L’imprenditore agricolo è accusato di aver praticato un allaccio illegalmente su una delle vasche borboniche dell’acquedotto carolino, struttura tutelata dall’Unesco per il suo valore storico e artistico. Secondo gli accertamenti dei carabinieri, l’uomo ha realizzato un foro nella vasca, compromettendo così l’integrità del manufatto e prelevando abusivamente acqua pubblica. La tubazione, lunga circa 145 metri, trasportava l’acqua sottratta fino a diverse zone del suo fondo agricolo, irrigando i campi e alimentando una cisterna di raccolta. Questa operazione ha sottratto risorse vitali per la reggia di Caserta, che già affronta frequenti avarie nella fornitura idrica nelle sue fontane e vasche storiche.

Danni al patrimonio e furto aggravato

L’intervento ha provocato un danno a un bene culturale tutelato, configurando la fattispecie di furto aggravato e continuato con contestuale danneggiamento. L’acquedotto carolino è elemento centrale per il funzionamento delle fontane nel parco reale, e il furto ha ridotto l’acqua disponibile, colpendo il sistema idrico storico sotto tutela internazionale.

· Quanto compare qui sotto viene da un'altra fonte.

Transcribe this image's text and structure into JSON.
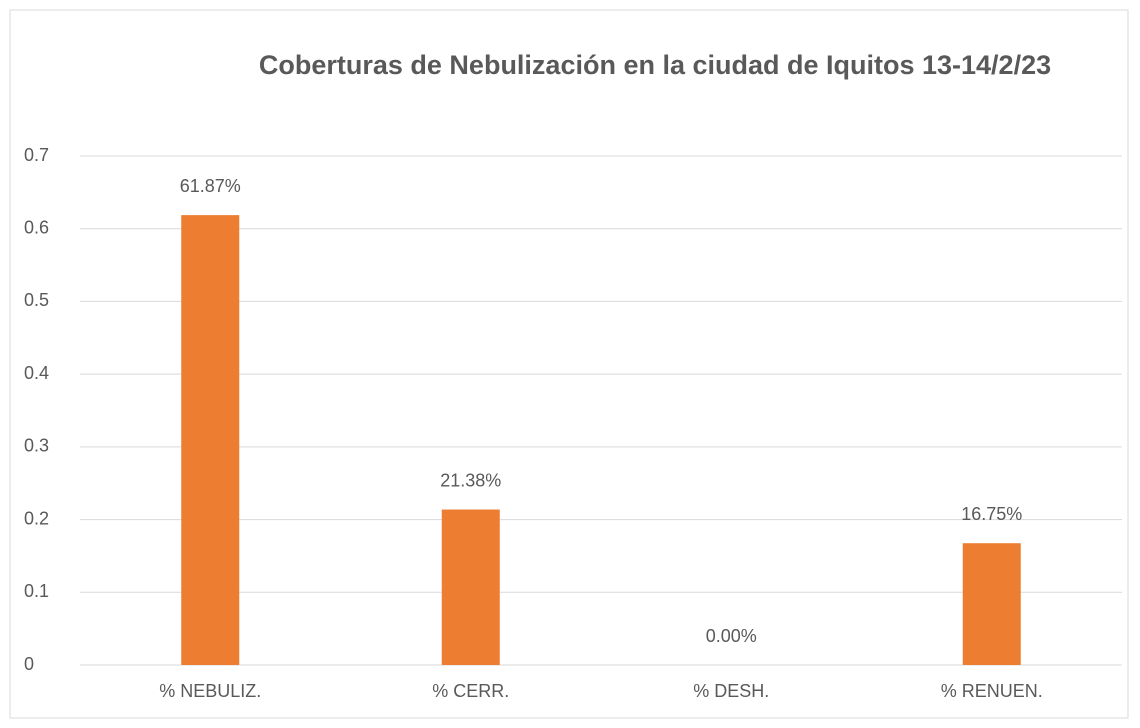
{
  "chart_data": {
    "type": "bar",
    "title": "Coberturas de Nebulización en la ciudad de Iquitos 13-14/2/23",
    "categories": [
      "% NEBULIZ.",
      "% CERR.",
      "% DESH.",
      "% RENUEN."
    ],
    "values": [
      0.6187,
      0.2138,
      0,
      0.1675
    ],
    "value_labels": [
      "61.87%",
      "21.38%",
      "0.00%",
      "16.75%"
    ],
    "color": "#ed7d31",
    "ylim": [
      0,
      0.7
    ],
    "yticks": [
      0,
      0.1,
      0.2,
      0.3,
      0.4,
      0.5,
      0.6,
      0.7
    ],
    "grid": true
  }
}
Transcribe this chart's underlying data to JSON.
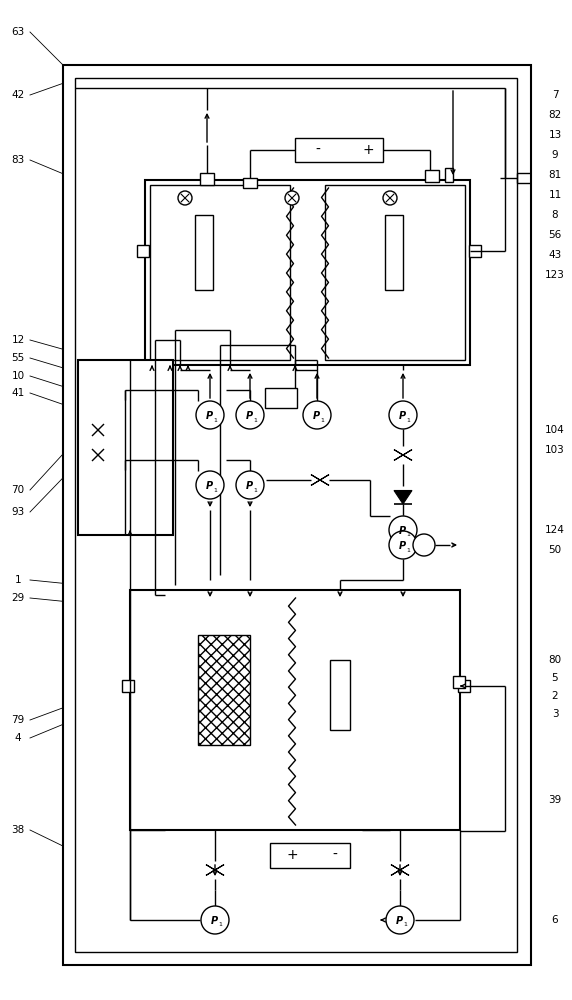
{
  "bg": "#ffffff",
  "lc": "#000000",
  "fig_w": 5.72,
  "fig_h": 10.0,
  "dpi": 100,
  "labels_left": [
    [
      "63",
      18,
      32
    ],
    [
      "42",
      18,
      95
    ],
    [
      "83",
      18,
      160
    ],
    [
      "12",
      18,
      340
    ],
    [
      "55",
      18,
      358
    ],
    [
      "10",
      18,
      376
    ],
    [
      "41",
      18,
      393
    ],
    [
      "70",
      18,
      490
    ],
    [
      "93",
      18,
      512
    ],
    [
      "1",
      18,
      580
    ],
    [
      "29",
      18,
      598
    ],
    [
      "79",
      18,
      720
    ],
    [
      "4",
      18,
      738
    ],
    [
      "38",
      18,
      830
    ]
  ],
  "labels_right": [
    [
      "7",
      555,
      95
    ],
    [
      "82",
      555,
      115
    ],
    [
      "13",
      555,
      135
    ],
    [
      "9",
      555,
      155
    ],
    [
      "81",
      555,
      175
    ],
    [
      "11",
      555,
      195
    ],
    [
      "8",
      555,
      215
    ],
    [
      "56",
      555,
      235
    ],
    [
      "43",
      555,
      255
    ],
    [
      "123",
      555,
      275
    ],
    [
      "104",
      555,
      430
    ],
    [
      "103",
      555,
      450
    ],
    [
      "124",
      555,
      530
    ],
    [
      "50",
      555,
      550
    ],
    [
      "80",
      555,
      660
    ],
    [
      "5",
      555,
      678
    ],
    [
      "2",
      555,
      696
    ],
    [
      "3",
      555,
      714
    ],
    [
      "39",
      555,
      800
    ],
    [
      "6",
      555,
      920
    ]
  ]
}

Le indagini dei carabinieri e il sequestro del terreno abusivo

L’indagine è stata condotta dai carabinieri della stazione di Caserta con l’ausilio del nucleo forestale, sotto la direzione della procura di Santa Maria Capua Vetere. Le analisi sono partite osservando una carenza anomala dell’acqua nella reggia di Caserta, sospettando da subito una possibile interferenza abusiva lungo l’acquedotto carolino. I militari si sono recati nel fondo agricolo dell’uomo vicino al bosco di San Silvestro, altra zona protetta dell’area regale costituita da un patrimonio Unesco. Il terreno, concesso in uso all’imprenditore ma appartenente all’Istituto Diocesano di Sostentamento al Clero di Caserta, è risultato attrezzato con un sistema di gestione idrica non autorizzato e dannoso.

Sopralluogo e scoperta

Durante il sopralluogo, le forze dell’ordine hanno scoperto tubazioni in polietilene collegate abusivamente alla vasca borbonica. All’interno del terreno sono stati rinvenuti anche numerosi rifiuti agricoli derivanti da attività di taglio e sfalcio di aree limitrofe, senza alcuna autorizzazione per la gestione dei residui. Tutto il materiale e l’area interessata sono stati sottoposti a sequestro immediato, evidenziando una situazione di impatto ambientale oltre che culturale.

Le conseguenze per la reggia di caserta e il rischio idrico nel parco reale

La sottrazione fraudolenta dell’acqua sta aggravando i problemi di erogazione idrica che da tempo affliggono la reggia di Caserta. Le fontane e le vasche storiche, punto di forza della bellezza artistica e della funzionalità del complesso monumentale, mostrano segni di siccità soprattutto in estate. L’acquedotto carolino, sistema idraulico realizzato nel XVIII secolo, ha il compito di alimentare le decorazioni d’acqua nei giardini borbonici, e il suo danneggiamento mette a repentaglio il patrimonio artistico e l’ecosistema circostante.

Impatti ambientali e culturali

La presenza di prelievi abusivi nel sistema idraulico rischia inoltre di compromettere gli equilibri ambientali del parco reale, influenzando la biodiversità locale. Senza un intervento rapido, il rischio di secchezza prolungata potrebbe danneggiare irreparabilmente piante, fauna e assetto idrico che fanno parte del contesto storico-culturale tutelato. La vicenda richiama la necessità di vigilanza e tutela stringente sulle risorse nei siti Unesco, soprattutto se legate a sistemi complessi di gestione come l’acquedotto carolino.